Строчки запрыгали у стюарда в глазах:
"Urbi et orbi!
Я, корабельный врач "Архелона" майор медицины Уго Коколайнен, сим свидетельствую... (зачеркнуто)... разглашаю известную лишь мне служебную тайну... (зачеркнуто)... За неделю до выхода в море я дал согласие... (зачеркнуто)... Я единственный член экипажа, который знал, что среди ракетных боеголовок, принятых на борт подводной лодки, - четыре (в ракетных шахтах № 21-№ 24) выполнены в варианте носителей бактериологического оружия.

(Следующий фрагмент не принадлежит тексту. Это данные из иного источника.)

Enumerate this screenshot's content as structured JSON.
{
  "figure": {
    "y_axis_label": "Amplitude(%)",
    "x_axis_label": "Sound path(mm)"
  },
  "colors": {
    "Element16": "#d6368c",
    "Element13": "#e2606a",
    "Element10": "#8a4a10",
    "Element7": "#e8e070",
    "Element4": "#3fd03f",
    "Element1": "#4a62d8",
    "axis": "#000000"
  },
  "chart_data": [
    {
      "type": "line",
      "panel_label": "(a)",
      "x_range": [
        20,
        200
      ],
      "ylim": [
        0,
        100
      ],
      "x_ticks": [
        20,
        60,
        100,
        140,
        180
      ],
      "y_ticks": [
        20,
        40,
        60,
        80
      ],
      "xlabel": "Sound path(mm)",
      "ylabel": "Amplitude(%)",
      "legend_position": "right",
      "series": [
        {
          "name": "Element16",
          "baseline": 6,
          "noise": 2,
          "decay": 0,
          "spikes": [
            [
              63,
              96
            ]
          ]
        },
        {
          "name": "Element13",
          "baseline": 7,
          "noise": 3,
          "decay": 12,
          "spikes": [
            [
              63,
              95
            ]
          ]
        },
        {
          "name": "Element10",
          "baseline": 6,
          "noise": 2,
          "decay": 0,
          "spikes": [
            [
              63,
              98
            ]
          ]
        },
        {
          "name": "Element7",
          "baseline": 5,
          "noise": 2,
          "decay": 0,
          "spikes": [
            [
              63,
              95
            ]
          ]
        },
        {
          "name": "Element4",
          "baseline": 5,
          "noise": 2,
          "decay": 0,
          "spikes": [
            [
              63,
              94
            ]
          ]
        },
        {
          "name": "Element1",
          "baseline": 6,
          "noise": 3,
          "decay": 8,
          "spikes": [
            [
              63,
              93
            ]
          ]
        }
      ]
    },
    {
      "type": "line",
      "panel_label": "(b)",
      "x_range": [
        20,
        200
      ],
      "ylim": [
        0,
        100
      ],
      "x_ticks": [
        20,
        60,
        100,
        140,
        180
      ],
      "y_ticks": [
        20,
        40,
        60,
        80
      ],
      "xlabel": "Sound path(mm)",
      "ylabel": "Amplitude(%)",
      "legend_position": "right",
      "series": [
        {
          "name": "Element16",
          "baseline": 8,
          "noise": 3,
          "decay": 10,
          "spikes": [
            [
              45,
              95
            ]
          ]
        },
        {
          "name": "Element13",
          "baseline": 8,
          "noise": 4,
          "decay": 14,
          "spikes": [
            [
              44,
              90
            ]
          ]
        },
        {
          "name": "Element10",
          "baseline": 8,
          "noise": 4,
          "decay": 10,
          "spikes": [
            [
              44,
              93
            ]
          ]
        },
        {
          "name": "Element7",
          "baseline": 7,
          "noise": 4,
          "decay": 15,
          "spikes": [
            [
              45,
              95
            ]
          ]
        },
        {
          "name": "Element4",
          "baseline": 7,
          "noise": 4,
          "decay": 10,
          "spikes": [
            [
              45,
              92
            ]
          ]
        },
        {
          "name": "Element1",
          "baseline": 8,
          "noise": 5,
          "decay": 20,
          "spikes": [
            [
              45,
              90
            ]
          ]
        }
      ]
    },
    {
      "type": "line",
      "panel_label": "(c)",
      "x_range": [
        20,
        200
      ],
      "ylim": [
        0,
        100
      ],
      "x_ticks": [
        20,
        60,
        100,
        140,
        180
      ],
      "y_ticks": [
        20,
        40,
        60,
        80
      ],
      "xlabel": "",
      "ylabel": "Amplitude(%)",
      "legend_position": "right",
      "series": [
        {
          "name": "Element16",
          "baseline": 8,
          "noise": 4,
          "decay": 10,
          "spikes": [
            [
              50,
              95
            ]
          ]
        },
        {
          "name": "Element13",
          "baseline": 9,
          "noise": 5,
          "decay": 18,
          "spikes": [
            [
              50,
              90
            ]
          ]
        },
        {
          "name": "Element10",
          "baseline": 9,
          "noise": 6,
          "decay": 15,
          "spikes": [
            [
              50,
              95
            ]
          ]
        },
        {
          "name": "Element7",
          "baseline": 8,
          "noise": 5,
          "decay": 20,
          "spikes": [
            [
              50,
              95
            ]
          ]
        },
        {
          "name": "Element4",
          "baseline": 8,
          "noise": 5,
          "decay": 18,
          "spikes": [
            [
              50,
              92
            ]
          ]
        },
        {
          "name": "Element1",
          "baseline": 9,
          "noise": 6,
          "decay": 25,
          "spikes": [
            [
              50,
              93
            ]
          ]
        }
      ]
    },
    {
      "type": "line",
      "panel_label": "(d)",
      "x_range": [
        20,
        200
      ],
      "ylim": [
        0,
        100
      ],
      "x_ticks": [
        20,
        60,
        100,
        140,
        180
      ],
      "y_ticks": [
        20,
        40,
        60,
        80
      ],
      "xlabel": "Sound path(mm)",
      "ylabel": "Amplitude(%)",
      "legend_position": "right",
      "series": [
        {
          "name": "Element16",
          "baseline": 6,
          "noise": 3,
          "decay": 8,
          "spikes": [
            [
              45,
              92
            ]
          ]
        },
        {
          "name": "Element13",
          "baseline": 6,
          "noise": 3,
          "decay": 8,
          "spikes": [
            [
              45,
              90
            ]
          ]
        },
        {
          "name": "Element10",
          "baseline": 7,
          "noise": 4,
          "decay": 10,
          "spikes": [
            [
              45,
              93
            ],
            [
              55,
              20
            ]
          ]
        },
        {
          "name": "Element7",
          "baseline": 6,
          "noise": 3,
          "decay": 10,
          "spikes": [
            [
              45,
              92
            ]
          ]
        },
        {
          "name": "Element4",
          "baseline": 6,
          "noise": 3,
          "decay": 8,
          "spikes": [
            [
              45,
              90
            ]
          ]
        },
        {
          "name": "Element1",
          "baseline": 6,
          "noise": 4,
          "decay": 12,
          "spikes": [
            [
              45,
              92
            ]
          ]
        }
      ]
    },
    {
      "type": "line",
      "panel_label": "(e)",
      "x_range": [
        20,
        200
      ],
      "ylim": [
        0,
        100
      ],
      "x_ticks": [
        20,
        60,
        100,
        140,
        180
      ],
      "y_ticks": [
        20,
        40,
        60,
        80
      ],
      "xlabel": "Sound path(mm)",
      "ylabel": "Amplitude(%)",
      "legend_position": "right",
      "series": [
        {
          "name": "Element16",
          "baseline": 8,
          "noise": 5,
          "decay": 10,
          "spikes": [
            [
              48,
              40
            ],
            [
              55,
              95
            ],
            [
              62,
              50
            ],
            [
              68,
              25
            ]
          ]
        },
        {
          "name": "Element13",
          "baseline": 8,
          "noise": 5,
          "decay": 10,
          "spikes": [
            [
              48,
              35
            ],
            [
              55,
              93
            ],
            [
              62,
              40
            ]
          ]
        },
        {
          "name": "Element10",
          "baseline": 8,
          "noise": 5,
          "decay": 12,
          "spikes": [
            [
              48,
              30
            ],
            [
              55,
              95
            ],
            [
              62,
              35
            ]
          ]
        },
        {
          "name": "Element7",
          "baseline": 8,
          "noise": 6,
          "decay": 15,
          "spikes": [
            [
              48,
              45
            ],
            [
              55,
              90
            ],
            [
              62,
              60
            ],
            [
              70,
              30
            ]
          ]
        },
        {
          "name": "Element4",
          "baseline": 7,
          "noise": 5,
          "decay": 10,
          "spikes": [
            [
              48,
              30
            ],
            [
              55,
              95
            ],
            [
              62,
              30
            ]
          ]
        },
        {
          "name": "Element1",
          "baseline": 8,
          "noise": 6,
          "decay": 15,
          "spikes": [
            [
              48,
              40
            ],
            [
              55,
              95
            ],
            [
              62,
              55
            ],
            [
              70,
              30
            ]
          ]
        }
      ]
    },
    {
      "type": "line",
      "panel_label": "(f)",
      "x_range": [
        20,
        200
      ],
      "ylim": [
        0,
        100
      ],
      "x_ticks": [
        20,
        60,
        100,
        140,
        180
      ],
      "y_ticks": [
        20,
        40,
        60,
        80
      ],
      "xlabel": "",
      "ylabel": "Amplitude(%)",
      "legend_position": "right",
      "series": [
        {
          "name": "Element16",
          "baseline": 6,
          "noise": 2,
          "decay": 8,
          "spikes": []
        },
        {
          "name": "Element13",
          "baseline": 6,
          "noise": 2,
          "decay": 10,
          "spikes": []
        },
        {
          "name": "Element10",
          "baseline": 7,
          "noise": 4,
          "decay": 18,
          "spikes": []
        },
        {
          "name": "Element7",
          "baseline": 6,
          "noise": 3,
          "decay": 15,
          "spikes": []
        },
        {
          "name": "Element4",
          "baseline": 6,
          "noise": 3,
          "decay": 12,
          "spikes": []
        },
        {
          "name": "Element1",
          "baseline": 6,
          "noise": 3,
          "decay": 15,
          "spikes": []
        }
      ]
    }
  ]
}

Генная инженерия...
Очевидно, произошла разгерметизация и утечка... Мои функции по контролю... (зачеркнуто). Mea culpa. Видит бог, я ни в чем не виноват... По всей вероятности, вирусы в условиях слабой радиации и нашего микроклимата переродились, дали новый штамм...
Я искал противоядие. Все бесполезно... Все бессмысленно... Я принял цианистый калий, убедившись, что имею дело с неизлечимой формой "бронзовки". Подводный лепрозорий не лучше острова Юджин. Те, кто думает иначе, пусть живут и уповают на бога..."
Рейфлинт повертел записку в пальцах, затем набрал кнопочный код сейфа, приподнял защелку замочной скважины.
Открывшийся запор мягко вытолкнул ключ. На внутренней панели коммодор еще раз набрал код - буквенный, "Княженика" - полное имя Ники он ввел в электронную память замка сам; щелкнула дверца "секретки" сейфа - и Рейфлинт извлек наконец бордовый пакет из освинцованной ткани, прошитый шелковой ниткой крест-накрест.
Кривыми маникюрными ножницами перестриг нитки, вспорол плотную ткань. Из чехла выпал бумажный конверт; в красной треугольной рамке чернели слова, каллиграфически выведенные тушью: "Внимание! Пуск ракет в контейнерах № 21, № 22, № 23, № 24 производится только по получению сигнала "Эол".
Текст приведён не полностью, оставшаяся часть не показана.